À l’intérieur de l’une des baies de la nouvelle caserne de pompiers de New Paltz.

« Les bâtiments de New York ont ​​le taux d’émissions de carbone le plus élevé de tous les autres États. Nous devons inverser la tendance et exiger toute l’énergie propre pour les bâtiments existants et nouveaux. Il y a de faux récits poussés par des entreprises de combustibles fossiles très financées qui veulent dire aux gens que cela ne peut pas être fait. J’adore que nous puissions mettre en lumière ce nouvel exemple local de bâtiment municipal pour un service d’incendie volontaire qui montre à l’État que cela peut être fait ! » Hinchey est co-sponsor du All-Electric Buildings Act.

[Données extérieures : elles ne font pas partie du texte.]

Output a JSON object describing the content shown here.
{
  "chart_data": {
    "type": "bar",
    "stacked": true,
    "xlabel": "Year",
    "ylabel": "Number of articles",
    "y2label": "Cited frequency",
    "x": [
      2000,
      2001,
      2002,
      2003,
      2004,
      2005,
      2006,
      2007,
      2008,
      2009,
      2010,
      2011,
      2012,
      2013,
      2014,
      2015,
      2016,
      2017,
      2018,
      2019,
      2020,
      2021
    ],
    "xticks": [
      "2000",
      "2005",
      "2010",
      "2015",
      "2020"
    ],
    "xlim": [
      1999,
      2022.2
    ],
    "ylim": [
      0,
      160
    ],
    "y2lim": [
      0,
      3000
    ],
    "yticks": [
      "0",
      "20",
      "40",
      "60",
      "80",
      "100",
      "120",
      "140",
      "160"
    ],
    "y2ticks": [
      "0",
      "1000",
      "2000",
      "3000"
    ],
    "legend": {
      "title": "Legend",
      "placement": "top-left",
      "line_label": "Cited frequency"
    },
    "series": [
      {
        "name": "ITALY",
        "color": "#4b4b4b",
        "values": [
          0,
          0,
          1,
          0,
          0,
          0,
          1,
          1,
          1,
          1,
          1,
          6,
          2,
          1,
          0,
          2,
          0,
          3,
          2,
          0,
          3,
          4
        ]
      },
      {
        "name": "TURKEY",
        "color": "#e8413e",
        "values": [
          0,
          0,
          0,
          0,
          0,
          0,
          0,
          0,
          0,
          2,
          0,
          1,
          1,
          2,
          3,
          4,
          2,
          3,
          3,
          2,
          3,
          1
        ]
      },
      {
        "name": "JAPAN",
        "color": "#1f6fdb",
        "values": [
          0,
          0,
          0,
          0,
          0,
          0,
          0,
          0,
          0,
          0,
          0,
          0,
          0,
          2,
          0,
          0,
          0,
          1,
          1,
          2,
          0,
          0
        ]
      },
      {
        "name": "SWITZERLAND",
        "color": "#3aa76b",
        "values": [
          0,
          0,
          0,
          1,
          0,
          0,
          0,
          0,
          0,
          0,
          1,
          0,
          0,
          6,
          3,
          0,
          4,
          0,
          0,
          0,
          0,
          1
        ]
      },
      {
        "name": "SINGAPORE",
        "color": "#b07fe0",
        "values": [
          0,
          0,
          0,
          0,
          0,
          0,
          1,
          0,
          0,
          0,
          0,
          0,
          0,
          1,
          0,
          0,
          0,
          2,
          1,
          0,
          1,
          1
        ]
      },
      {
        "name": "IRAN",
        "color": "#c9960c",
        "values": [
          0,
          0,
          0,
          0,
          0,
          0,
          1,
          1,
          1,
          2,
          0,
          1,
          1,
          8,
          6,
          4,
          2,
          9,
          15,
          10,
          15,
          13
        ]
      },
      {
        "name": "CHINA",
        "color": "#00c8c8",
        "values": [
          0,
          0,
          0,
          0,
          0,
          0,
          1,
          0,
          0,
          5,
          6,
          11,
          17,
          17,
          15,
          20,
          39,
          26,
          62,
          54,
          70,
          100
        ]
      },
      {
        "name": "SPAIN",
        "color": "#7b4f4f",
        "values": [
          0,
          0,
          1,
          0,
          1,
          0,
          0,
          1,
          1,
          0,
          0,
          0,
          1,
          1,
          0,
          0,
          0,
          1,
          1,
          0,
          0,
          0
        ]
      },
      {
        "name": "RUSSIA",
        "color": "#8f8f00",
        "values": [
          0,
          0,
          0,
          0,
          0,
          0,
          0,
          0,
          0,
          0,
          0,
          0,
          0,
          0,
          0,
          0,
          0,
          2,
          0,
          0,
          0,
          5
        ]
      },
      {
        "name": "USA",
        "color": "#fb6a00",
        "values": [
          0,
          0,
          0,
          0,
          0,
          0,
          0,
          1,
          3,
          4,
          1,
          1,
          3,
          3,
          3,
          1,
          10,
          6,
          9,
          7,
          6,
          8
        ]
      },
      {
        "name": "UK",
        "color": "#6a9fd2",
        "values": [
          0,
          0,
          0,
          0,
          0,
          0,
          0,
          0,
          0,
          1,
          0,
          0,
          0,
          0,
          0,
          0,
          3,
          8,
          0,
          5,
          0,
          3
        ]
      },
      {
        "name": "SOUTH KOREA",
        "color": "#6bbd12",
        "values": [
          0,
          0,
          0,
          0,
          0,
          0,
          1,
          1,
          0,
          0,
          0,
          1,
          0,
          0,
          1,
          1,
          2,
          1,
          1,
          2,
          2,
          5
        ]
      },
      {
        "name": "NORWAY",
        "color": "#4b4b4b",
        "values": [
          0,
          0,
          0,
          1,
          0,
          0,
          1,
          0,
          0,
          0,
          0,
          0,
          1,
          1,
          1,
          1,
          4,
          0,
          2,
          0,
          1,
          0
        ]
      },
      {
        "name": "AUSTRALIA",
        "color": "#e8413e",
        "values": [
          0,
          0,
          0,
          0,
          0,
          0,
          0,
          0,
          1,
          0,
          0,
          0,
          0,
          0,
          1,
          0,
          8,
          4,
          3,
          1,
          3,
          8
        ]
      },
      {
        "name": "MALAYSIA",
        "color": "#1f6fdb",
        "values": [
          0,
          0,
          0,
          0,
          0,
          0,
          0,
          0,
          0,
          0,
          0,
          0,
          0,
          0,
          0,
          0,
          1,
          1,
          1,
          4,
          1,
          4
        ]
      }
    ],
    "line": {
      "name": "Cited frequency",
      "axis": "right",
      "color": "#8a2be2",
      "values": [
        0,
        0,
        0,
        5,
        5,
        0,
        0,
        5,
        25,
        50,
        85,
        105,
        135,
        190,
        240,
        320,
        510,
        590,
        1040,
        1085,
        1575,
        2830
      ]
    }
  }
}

Le service d’incendie entièrement bénévole, hautement qualifié et qualifié de New Paltz opère depuis un petit garage et un bureau au large de Plattekill Avenue depuis plus d’un demi-siècle. Les membres n’avaient pas assez de place pour faire entrer leurs camions en toute sécurité, pour ranger leur équipement ou même pour passer de leur tenue civile à leur tenue de pompier lorsque l’alarme a retenti – ce qui se produit en moyenne trois fois par jour.

La caserne de pompiers de New Paltz, une collaboration entre le bureau du gouverneur de Storm Recovery et le village et la ville de New Paltz, sera une installation de près de 16 000 pieds carrés mettant l’accent sur l’efficacité énergétique et la sécurité pour le service d’incendie de New Paltz (NPFD ) adhésion entièrement bénévole. Le bâtiment est isolé thermiquement, avec un système HVAC efficace pour le chauffage et le refroidissement et des pompes à chaleur pour l’eau chaude. Il a été construit de manière à ce qu’il n’y ait pas de combustibles fossiles utilisés dans les opérations quotidiennes (il y a un générateur à essence en cas d’urgence.) Selon le maire du village, Tim Rogers, l’électricité sera initialement achetée à partir de sources renouvelables hors site, mais le plan est d’installer un système photovoltaïque sur place sur le toit.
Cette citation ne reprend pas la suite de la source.